Der Komponist Roland Leistner-Mayer wurde am 20. Februar 1945 in Graslitz (Kraslice), Westböhmen, geboren. Seit langen Jahren lebt er zurückgezogen in Brannenburg im Inntal. Sein Œuvre ist vielseitig: Symphonien, Solokonzerte, Streichquartette, Sonaten mit Cello, Kontrabass, Bratsche und Klavier sind die Schwerpunkte seines Schaffens. Zugleich aber hat er ein Herz für Kinder und Jugendliche: Für sie schreibt er fassliche, klanglich attraktive Stücke, die sich großer Beliebtheit erfreuen.

Publikationsdatum
Paragraphs
Text

Leistner-Mayer, der an der Münchner Musikhochschule bei Harald Genzmer und Günter Bialas studiert hatte, lief nie den Trends des Tages oder wohlfeilen Moden nach, sondern versucht in Abkehr von der Nachkriegs-Avantgarde den Hörer im Blick zu behalten: „Meine Musik soll ein Erlebnismoment sein“– dieser Ausspruch des Komponisten kennzeichnet präzise Charakter, Wesensart und künstlerische Zielsetzung.

Roland Leistner-Mayer ist ein Komponist zum Anfassen, einer, vor dem man keine Berührungsängste haben muss, selbst wenn man zeitgenössischer „E-Musik“ skeptisch gegenüberstehen sollte. Wie emotional diese Musik sich gebärdet, zeigen schon Titel wie „Sieben tapfere Klavierstücke“ oder „Six aveux d’amour“ („Sechs Liebeserklärungen“) für Hackbrettsolo.

Nach der Vertreibung aus der Heimat fasste die Familie in Vohburg an der Donau Fuß. Jahre später schrieb Leistner-Mayer gleichsam eine Liebeserklärung an das Städtchen seiner Kindheit, die „Vohburger Zwiefach-Polka“ für Klavier zu vier Händen. Das Stück, von überschäumendem Musikantentum beseelt und mit feinen böhmischen Reminiszenzen durchwirkt, mag ein Nebenwerk sein, aber eines, an dem Hörer wie Interpreten ihre helle Freude haben. Sozusagen eine bayerisch-böhmische Symbiose! Ehrungen blieben nicht aus. Sie aufzuzählen, würde den Rahmen sprengen. Fazit: Der Komponist hat sich international positioniert.
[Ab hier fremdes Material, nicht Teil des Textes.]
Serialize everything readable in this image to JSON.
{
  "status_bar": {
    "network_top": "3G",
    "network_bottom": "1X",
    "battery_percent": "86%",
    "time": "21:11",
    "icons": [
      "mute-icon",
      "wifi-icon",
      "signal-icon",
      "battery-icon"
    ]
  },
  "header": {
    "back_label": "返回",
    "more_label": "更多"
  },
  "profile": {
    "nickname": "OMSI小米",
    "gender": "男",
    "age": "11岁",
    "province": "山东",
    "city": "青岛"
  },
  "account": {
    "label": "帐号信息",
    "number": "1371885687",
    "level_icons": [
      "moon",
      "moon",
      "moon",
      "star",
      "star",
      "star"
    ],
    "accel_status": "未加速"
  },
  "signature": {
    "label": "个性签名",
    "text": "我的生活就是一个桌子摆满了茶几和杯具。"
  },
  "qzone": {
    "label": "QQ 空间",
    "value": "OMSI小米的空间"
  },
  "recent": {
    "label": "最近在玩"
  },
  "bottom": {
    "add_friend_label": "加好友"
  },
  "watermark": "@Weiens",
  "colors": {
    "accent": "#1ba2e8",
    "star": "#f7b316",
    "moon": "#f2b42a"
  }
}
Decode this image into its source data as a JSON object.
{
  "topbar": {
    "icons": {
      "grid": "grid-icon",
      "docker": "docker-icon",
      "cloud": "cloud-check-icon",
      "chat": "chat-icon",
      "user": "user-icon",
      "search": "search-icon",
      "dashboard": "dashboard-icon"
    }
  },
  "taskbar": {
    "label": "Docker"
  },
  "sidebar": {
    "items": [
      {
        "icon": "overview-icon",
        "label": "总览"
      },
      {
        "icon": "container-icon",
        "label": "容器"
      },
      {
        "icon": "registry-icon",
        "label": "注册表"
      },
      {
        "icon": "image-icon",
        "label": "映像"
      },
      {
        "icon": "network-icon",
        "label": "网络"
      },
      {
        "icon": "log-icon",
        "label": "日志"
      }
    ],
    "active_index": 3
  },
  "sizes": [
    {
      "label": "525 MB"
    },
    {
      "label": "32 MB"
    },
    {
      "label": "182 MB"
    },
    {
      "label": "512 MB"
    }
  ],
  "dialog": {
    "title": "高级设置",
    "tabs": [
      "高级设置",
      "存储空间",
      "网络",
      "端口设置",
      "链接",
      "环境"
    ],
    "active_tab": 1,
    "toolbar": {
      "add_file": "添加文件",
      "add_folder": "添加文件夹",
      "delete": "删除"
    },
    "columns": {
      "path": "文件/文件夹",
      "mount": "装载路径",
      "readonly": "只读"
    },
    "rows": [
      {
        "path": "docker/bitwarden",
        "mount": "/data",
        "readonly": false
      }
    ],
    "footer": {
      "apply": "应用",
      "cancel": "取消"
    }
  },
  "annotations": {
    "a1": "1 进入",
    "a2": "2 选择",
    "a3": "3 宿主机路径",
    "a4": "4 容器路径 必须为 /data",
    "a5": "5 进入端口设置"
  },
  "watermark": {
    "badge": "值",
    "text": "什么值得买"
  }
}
Pünktlich zum Geburtstag erschien nun, herausgegeben vom Tonkünstlerverband Bayern, die Monographie „Roland Leistner-Mayer“. Der Band wendet sich nicht nur an Experten, sondern durchaus auch an interessierte Musikfreunde. Die Kapitel, welche Einzelaspekte des Werks beleuchten, wurden von Autoren geschrieben, die vor allem selbst ausübende Musiker sind und deshalb anschaulich und verständlich formulieren. Der Pianist Christoph Declara stellt im Klavierwerk den „unverwechselbaren Charakter“ fest. Frank Thoenes, der Kontrabassist, schwärmt von der „einmaligen Ausdrucksintensität“. Norbert Florian Schuck gibt eine Übersicht über den Schwerpunkt von Leistner-Mayers Schaffen, nämlich die acht Streichquartette und die Duo-Sonaten, unter dem Motto „Unmittelbarkeit der künstlerischen Aussage“.

Einen überaus authentischen Bericht liefert Ehefrau Heidi Ilgenfritz, die als Hackbrett-Virtuosin ihren Mann für dieses Instrument begeistern konnte, der in diesem Genre einen „wichtigen Beitrag zur Erweiterung des Repertoires“ geleistet hat. Die Hackbrett-Musik führt hin zu den Werken für Jugendliche: „Für Kinderhände, für Kinderohren“ betitelt Oliver Fraenzke seine Ausführungen. Ansprechende Titel wie „Der Troll und der Müll und der Wald“, „Auf dem Abenteuerspielplatz“ oder auch „Eine musikalische Donaureise“ zeigen Leistner-Mayers Empathie für den Nachwuchs.

Der Dirigent und Musikschriftsteller Christoph Schlüren spürt im Orches­terschaffen den „seismographischen Aufzeichnungen der Seelenschwingung“ nach. Und Roland Leistner-Mayer gibt Selbstauskunft über seine 3. Symphonie op. 81 „Das weiße Requiem“ für Chor und Orchester. Eines seiner bedeutendsten Werke, das im Rahmen der „Musica viva“ seine Uraufführung erlebte.

Leben und Werk laufen nie beziehungslos nebenher: Andreas Wehrmeyer gestaltet eine hinreißende biographische Skizze und macht die Wechselbeziehung zwischen äußeren Ereignissen und innerem Erleben plausibel. Der Autor konstatiert, Leistner-Mayer schaffe durch sein Œuvre „eine Gegenwelt“. Dies hat natürlich nichts mit Ignorieren von Problemen oder gar Eskapismus zu tun.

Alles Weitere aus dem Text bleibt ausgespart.